Campos Altos/MG
14h27 15 Setembro 2021
Atualizada em 15/09/2021 às 14h44

Exemplo: campos-altense que trabalhou na ONU ganha o mundo e faz mestrado em uma das melhores universidades da Ásia

Maria Eugênia é oceanógrafa, mergulhadora, cientista e trabalhou para renomadas organizações como WWF-Brasil e a ONU Meio Ambiente do Reino Unido.
Por Marcelo The Back - Jornalista - MTB: 0020754/MG
Arquivo Pessoal
Maria Eugênia na Tailândia

Para os campos-altenses que sonham em investir nos estudos, ter uma carreira de sucesso e viajar pelo mundo tem na própria cidade um exemplo de determinação a seguir. Maria Eugênia Fernandes Freitas é de Campos Altos, é oceanógrafa, mergulhadora, cientista e já trabalhou para renomadas organizações como WWF-Brasil e a ONU Meio Ambiente do Reino Unido. Estudou na melhor universidade da América Latina e agora é a primeira brasileira a entrar no mestrado em uma das melhores universidades da Ásia. A reportagem da TV KZ conversou com ela para contar um pouco de sua trajetória.

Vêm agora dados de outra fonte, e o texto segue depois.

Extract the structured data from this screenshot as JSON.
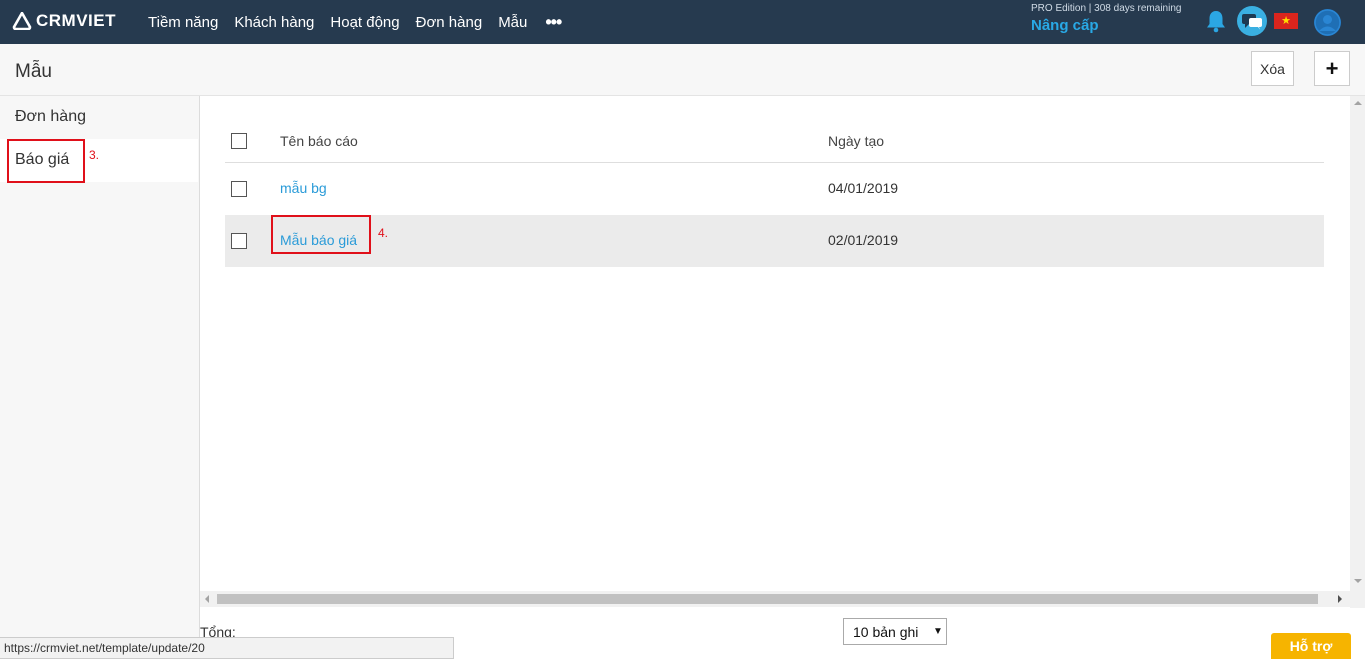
{
  "brand": {
    "name": "CRMVIET"
  },
  "nav": {
    "items": [
      "Tiềm năng",
      "Khách hàng",
      "Hoạt động",
      "Đơn hàng",
      "Mẫu"
    ],
    "more": "•••"
  },
  "account": {
    "edition": "PRO Edition | 308 days remaining",
    "upgrade": "Nâng cấp"
  },
  "icons": {
    "bell": "bell-icon",
    "chat": "chat-icon",
    "language": "vietnam-flag-icon",
    "user": "user-avatar-icon"
  },
  "colors": {
    "topbar": "#263a4f",
    "accent": "#29a9e6",
    "link": "#2a9bd8",
    "annotation": "#e0101a",
    "support": "#f6b400"
  },
  "page": {
    "title": "Mẫu",
    "delete_label": "Xóa",
    "add_label": "+"
  },
  "sidebar": {
    "items": [
      {
        "label": "Đơn hàng"
      },
      {
        "label": "Báo giá"
      }
    ],
    "annotation": "3."
  },
  "table": {
    "columns": [
      "Tên báo cáo",
      "Ngày tạo"
    ],
    "rows": [
      {
        "name": "mẫu bg",
        "date": "04/01/2019"
      },
      {
        "name": "Mẫu báo giá",
        "date": "02/01/2019"
      }
    ],
    "annotation": "4."
  },
  "footer": {
    "total_label": "Tổng:",
    "page_size": "10 bản ghi",
    "status_url": "https://crmviet.net/template/update/20",
    "support_label": "Hỗ trợ"
  }
}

Desde criança, Maria gostou muito de estudar e sempre foi curiosa por natureza.  Essa curiosidade e estímulo de seus professores e professoras sempre a fizeram buscar mais nos livros a entender como o mundo funciona. Ela pontua:

“Sou muito grata às minhas queridas professoras e professores do Pitágoras, Padre Clemente e CEFET-MG (Araxá), que me incentivaram de várias maneiras na construção do meu futuro, para além do próprio ensino em si, bem como a acreditar que eu poderia chegar aonde eu quisesse através da educação!”  

Assim, ela trilhou um longo caminho. Saiu de Campos Altos com 16 anos para fazer o curso técnico de Mineração no CEFET-MG à noite e o ensino médio durante o dia em Araxá, e lá descobriu seu amor pela ciência. 

“Sempre gostei de praticamente quase todas as matérias, então foi bem difícil me basear apenas nisso para decidir o que eu faria na graduação. E é tão difícil tomar uma decisão aos 17 anos do que você vai fazer ou acha que vai fazer para o resto da vida, não é?! Então o curso técnico me ajudou a perceber com qual área me identificava mais. No curso percebi que meu amor pelas Exatas era mais forte, porque unindo física, química e matemática conseguia entender tudo que acontecia ao meu redor. E foi assim que decidi ir para a área de Exatas unindo a área ambiental”, disse Maria Eugênia à reportagem da TV KZ.

O curso no CEFET-MG foi essencial para abrir os olhos da Maria Eugênia no seu caminho como cientista. E então ela pesquisou quais eram as melhores universidades do país tanto no ensino quanto que desenvolviam pesquisas científicas. Nesse momento ela decidiu ir morar em Campinas para estudar no cursinho que preparava para essas universidades, conhecidas pelos vestibulares mais difíceis do país: USP, UNICAMP, ITA e UNESP. 

Ela passou tanto na UNICAMP quanto na Universidade de São Paulo (USP), mas optou pela USP por dois motivos: 1 - Porque a USP é considerada a melhor universidade da América Latina em vários rankings internacionais e recentemente este ano novamente pela Times Higher Education. E 2 por ser no curso que unia seus interesses: Oceanografia. 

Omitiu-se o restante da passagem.